Those of us who watched Atlantic hurricanes closely in 2015 saw a number of spaghetti models, predicting the course of the storm, that looked like this:
|Weather Underground November 2016|
Clear as mud where that thing is headed, isn't it? In other words, there was little consensus among models about where this storm would head, how bad it would get, and who should prepare. I had selective remembered a number of models like this and guessed that I could write a post about how it was a tough year for models. To prepare for writing this, I first went and studied predictions versus outcome.
As it turns out, despite a few spaghetti models that looked like a four year old's scrawls, models were no less accurate this year than in the past four years. (At least not as far as I can determine by studying the charts. It will take another year to hear a detailed number-crunchy analysis from NOAA.)
Every decade, the modeling of hurricanes improves, but we don't have 100% accuracy at even 24 hours out. 120 hours out? We're not anywhere close to predicting that. It might be wise to check out your storm supplies at 120 hours from a predicted landfall in your region, just in case you need to buy more sandbags, plywood, or gas for your generator, but there's no reason to panic or evacuate that far ahead of a predicted landfall. The storm could come ashore 500 miles from where it was first predicted, or it could turn back into mid-ocean, or it could dissipate altogether in five days (as did Invest 93L, the storm in the graphic above.)
Forecasting is not perfect yet. It may never be. Many variables determine the course and strength of a hurricane. Airborne dust, steering winds, sheer, humidity, ocean temperature, ocean depth, and terrain passed over are among the variables that can alter the course and intensity of a tropical storm. Unusual changes occasionally defy the most rational predictions.
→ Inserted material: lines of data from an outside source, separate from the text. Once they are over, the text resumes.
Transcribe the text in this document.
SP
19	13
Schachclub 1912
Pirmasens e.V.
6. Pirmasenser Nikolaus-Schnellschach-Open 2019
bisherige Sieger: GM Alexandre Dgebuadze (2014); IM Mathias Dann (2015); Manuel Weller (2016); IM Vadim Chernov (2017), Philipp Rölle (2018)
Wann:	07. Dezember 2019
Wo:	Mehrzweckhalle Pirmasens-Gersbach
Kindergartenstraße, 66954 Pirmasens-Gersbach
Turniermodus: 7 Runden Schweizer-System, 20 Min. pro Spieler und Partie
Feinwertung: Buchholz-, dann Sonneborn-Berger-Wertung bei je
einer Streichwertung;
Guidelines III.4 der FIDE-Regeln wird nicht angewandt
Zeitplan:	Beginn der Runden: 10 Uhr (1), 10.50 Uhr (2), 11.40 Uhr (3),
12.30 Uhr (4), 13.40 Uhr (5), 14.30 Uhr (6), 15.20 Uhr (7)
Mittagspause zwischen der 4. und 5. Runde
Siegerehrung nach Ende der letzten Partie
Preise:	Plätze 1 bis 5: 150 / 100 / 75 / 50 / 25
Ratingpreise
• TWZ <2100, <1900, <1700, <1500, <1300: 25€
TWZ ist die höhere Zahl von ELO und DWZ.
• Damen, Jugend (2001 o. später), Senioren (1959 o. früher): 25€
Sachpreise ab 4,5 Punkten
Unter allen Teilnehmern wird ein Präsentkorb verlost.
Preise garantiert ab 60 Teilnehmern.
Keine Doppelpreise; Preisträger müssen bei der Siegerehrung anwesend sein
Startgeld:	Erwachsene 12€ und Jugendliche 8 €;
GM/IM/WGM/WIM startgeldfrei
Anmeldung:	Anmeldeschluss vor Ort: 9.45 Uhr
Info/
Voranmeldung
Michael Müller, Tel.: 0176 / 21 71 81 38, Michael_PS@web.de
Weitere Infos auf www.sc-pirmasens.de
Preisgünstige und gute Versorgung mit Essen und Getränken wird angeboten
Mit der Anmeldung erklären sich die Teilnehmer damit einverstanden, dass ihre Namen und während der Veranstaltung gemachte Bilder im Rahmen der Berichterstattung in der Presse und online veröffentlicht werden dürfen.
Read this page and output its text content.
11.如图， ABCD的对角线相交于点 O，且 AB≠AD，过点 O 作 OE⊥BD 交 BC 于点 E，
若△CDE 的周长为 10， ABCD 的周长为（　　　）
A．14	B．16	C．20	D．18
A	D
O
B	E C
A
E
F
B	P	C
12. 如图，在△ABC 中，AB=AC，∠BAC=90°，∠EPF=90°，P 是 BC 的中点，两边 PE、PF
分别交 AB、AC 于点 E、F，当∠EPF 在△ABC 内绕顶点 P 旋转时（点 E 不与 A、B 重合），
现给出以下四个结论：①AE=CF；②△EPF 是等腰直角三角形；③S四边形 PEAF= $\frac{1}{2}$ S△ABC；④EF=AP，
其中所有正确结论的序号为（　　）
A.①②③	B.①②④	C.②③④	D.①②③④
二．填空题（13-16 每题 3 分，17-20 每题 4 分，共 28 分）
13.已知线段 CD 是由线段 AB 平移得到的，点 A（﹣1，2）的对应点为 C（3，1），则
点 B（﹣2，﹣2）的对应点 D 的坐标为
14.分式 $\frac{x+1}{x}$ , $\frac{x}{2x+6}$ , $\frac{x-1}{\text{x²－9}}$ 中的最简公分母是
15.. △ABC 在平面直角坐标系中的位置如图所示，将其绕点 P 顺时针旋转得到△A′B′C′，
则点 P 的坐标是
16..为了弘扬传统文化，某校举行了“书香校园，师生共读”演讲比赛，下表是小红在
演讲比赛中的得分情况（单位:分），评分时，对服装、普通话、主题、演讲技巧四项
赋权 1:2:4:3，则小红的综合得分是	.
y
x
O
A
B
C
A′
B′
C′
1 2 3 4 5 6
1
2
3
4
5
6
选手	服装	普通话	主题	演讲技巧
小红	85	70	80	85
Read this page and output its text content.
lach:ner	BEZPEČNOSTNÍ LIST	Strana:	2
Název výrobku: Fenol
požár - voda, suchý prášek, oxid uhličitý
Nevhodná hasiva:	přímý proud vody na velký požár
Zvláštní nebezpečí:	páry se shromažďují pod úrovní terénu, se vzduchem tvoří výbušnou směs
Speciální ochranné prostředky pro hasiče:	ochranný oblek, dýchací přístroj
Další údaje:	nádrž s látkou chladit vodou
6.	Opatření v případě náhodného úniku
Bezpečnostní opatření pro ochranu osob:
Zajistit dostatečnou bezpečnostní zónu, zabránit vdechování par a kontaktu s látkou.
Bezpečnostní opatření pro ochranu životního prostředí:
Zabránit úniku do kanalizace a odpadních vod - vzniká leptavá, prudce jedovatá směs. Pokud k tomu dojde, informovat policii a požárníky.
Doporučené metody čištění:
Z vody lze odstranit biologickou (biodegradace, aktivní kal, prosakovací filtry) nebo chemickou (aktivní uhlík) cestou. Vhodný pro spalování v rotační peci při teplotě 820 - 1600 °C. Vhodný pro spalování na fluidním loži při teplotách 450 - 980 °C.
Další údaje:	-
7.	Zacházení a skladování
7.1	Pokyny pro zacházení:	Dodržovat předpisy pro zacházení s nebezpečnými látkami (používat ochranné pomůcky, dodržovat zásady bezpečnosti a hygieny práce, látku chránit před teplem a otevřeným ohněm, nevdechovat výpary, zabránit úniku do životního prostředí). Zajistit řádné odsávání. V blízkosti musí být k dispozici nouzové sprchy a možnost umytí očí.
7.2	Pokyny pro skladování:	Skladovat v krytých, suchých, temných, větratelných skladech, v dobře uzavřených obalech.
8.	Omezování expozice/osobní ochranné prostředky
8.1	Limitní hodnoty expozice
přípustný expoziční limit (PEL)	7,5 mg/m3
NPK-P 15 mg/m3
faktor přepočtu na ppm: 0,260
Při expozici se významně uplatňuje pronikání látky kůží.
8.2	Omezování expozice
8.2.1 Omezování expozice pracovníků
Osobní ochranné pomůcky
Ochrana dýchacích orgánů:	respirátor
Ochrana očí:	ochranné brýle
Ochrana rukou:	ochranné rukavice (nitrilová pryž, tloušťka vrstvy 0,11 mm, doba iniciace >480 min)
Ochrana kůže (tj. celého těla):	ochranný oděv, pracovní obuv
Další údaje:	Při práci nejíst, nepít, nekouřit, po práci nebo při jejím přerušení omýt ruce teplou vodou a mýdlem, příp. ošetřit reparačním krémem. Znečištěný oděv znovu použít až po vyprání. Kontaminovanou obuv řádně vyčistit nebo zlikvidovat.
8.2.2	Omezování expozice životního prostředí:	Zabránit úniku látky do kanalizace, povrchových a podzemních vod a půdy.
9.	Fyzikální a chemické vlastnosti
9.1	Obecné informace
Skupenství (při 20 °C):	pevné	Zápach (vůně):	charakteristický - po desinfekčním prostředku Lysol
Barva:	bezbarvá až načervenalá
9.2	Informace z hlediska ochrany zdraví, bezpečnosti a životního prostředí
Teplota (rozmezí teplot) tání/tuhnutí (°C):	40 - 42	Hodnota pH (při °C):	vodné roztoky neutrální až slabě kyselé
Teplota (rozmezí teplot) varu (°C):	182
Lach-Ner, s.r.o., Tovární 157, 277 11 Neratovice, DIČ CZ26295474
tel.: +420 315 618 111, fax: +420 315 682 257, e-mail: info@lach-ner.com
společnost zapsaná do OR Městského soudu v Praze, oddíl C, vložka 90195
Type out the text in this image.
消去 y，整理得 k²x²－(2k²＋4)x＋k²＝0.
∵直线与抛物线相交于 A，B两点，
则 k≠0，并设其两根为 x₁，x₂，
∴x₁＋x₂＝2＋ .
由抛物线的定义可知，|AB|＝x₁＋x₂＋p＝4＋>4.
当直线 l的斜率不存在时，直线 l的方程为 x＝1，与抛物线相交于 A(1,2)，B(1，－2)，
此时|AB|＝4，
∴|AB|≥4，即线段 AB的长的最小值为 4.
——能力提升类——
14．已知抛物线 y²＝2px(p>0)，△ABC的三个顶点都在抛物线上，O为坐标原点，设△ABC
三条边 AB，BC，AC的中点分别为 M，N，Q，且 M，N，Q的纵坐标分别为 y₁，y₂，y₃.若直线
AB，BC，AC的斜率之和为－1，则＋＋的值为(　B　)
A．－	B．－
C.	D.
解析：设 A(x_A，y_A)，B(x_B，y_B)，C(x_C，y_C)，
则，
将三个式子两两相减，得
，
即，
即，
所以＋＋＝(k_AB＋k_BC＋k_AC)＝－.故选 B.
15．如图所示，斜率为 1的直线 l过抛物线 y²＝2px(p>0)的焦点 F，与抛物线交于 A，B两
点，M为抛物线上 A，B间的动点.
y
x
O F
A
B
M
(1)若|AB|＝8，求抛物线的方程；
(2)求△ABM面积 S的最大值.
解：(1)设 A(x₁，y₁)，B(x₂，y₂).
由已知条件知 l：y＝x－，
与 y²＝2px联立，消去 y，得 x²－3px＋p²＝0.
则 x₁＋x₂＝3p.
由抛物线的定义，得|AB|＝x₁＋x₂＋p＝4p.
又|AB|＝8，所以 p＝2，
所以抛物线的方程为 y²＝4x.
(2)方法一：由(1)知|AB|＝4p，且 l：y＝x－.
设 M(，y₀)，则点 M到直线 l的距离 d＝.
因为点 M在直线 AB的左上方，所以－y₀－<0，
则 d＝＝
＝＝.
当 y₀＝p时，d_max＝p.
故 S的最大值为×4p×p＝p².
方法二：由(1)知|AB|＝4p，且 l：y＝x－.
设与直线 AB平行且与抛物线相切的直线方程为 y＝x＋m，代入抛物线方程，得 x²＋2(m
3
The European model (usually labeled ECMWF on spaghetti plots) continues to outperform any other hurricane forecast model for the coming 12 to 108 hours. The reasons for this are, you may be surprised to know, not primarily scientific ones but political. Knowledge about the physics of atmosphere is widely held and not proprietary. The ECMWF is funded better, and steadily, and more computer power is allocated to running that model. More detail can be entered, more calculations performed, and a more accurate model results.
There is nothing new in the influence of politics on weather safety. Weather forecasting has, in the US, always been subject to political whims of Congress who vote funding one year and take it away the next. In one horrible moment in the 1980's, barely averted, weather forecasting was going to be privatized. (Imagine a pre-Internet world where only people rich enough to afford a subscription service could receive the warning of a hurricane or tornado. That would have been the likely result of the proposal.)
The history of the US official weather services is not an entirely lovely one in any case. Arrogance, ego, greed, narrow-mindedness, and even nationalism have cost many lives of citizens over the years. Erik Larson recounts some of this history in his excellent book on the Galveston hurricane, Isaac's Storm
. Caribbean Island forecasters understood hurricanes better than anyone else in the early 20th Century--which makes sense, as they saw more of them--but the US weather service refused to accept what those
people knew and ignored their warnings of coming storms, refusing to pass along the information to its own citizens.
Other problems in the bureaucracy have caused deaths from tornadoes. The weather service kept local news outlets--who might have had access to on-the-ground storm spotters or purchased new technology (such as Doppler radar) more quickly than the government--from reporting on a coming tornado. It wasn't until 1950 that the official ban on using the word "tornado" in forecasts was lifted. It is rather difficult to hide in your storm cellar from a specific EF5 tornado bearing down on you when all you're being told is that "Bad weather is forecast this evening."
Like so much in politics, not dedicating sufficient, regular funds to modeling hurricanes in the US doesn't even make cold financial sense. Forecasting a hurricane's landfall wrong by 200 miles can cost millions in lost wages, unnecessary preparations, and a hit to tourism. The billions in property damage where a big storm does hit might be unavoidable no matter how precise the models, but loss of life could be averted by issuing evacuations based on better models. (One would think that even short-sighted politicians might understand that, apart from the moral considerations, dead people are notoriously bad at paying income taxes.)
Luckily for Gulf and Atlantic coast residents in the USA, the less short-sighted Europeans are sharing their superior forecasts and should continue to do so for many seasons to come.